Personalauswahl Persönlichkeitstest fördern selten den perfekten Chef zu Tage

Nur selten werden Menschen wegen fachlicher Mangel gefeuert, meistens ist es die Persönlichkeit, die nicht passt. Deshalb vertrauen zwei Drittel der Unternehmen auf Persönlichkeitstest. Doch die Tests taugen oft nichts.

Zwei Personaler und eine Bewerberin bei einem Vorstellungsgespräch. Quelle: gms

"Es tut uns leid, aber Sie passen nicht in's Team." Deutlich häufiger sind Apsekte der Persönlichkeit als fachliche Expertise entscheidend, wenn es um einen Job geht. Und auch Kündigungen werden nicht ausgesprochen, weil jemand seinen Beruf fachlich nicht beherrscht. Meistens ist es der Faktor Mensch, der Arbeitgeber und -nehmer scheidet. Für Unternehmen wie für Bewerber beginnt dann die oft langwierige Suche nach einem neuen Job beziehungsweise einem geeigneten Nachfolger. Deshalb versuchen sich Unternehmen abzusichern - gerade, wenn es um Führungspositionen geht.

In den USA ist das Verfahren längst normal, viele Tests stammen entsprechend von der anderen Seite des großen Teichs. Hierzulande hatten die Tests lange einen schlechten Ruf und wurden eher heimlich eingesetzt. Zu viele Unternehmen beziehungsweise deren Personalabteilungen scheuten die Assoziationen. Mit dem Rorschach-Test wollte niemand nach dem neuen Vorstandsvorsitzenden fahnden. Doch mittlerweile ist die Angst vor dem Gedanken an psychiatrische Tests verschwunden. Laut einer Erhebung des Diplompsychologen Rüdiger Hossiep von der Ruhr-Universität Bochum setzen 80 Prozent der deutschen Unternehmen auf Persönlichkeitstest, um geeignete Kandidaten zu finden. Im Jahr 2007 seien es noch 20 Prozent der Betriebe gewesen, die mit Psychotests den oder die Richtige suchen.

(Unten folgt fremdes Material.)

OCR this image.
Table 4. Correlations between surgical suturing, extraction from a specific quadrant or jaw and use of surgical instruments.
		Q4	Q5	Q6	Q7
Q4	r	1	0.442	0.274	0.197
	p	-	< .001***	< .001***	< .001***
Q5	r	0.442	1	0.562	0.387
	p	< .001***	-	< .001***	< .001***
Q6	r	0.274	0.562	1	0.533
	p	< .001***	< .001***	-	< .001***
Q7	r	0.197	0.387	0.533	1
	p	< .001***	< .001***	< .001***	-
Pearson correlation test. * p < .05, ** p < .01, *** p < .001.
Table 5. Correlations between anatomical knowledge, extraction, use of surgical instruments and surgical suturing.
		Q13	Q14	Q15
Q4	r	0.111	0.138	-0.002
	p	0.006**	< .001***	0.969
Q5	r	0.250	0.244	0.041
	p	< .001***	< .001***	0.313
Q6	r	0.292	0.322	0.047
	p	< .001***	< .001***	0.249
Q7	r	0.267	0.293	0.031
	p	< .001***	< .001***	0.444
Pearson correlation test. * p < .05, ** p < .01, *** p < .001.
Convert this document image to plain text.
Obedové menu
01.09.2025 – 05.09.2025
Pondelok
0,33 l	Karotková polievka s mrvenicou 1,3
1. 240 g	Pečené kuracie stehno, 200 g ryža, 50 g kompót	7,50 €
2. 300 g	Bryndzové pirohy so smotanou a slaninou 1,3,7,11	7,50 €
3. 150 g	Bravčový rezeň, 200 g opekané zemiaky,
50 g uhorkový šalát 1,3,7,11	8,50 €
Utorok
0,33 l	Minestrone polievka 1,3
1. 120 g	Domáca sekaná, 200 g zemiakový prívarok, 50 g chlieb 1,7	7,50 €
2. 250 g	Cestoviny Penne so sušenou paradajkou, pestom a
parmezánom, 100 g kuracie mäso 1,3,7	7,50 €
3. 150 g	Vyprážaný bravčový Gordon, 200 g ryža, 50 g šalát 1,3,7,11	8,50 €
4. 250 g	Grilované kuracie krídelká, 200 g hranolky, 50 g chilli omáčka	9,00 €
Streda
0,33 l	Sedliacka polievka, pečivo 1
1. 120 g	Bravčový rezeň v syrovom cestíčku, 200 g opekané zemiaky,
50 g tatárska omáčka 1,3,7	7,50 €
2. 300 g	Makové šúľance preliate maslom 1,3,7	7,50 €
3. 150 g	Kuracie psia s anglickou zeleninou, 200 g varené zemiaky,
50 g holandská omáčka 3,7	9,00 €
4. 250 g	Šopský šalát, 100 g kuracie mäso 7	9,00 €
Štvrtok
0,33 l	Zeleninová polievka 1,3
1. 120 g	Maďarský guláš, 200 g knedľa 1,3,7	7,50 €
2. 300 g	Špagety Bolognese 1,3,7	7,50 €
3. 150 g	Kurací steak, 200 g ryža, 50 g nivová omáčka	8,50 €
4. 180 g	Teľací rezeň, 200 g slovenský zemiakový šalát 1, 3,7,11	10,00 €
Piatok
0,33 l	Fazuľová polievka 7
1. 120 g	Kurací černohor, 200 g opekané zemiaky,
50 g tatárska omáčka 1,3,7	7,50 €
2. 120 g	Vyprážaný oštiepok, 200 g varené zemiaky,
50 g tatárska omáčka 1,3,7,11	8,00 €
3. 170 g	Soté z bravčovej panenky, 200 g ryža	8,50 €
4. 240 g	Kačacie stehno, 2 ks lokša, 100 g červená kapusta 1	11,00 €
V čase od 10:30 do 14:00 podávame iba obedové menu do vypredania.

Tests sind häufig fragwürdig

Die befragten Personaler nutzen am häufigsten den Myers-Briggs-Typenindikator und das Persolog-Persönlichkeits-Profil, auf den Plätzen drei und vier folgen das Bochumer Inventar zur berufsbezogenen Persönlichkeit und das Occupational Personality Questionnaire. "Die beiden ersten Rangplätze werden von zwei typenbildenden Verfahren eingenommen, deren Aussagekraft aus wissenschaftlicher Perspektive in Frage steht", heißt es in der Erhebung.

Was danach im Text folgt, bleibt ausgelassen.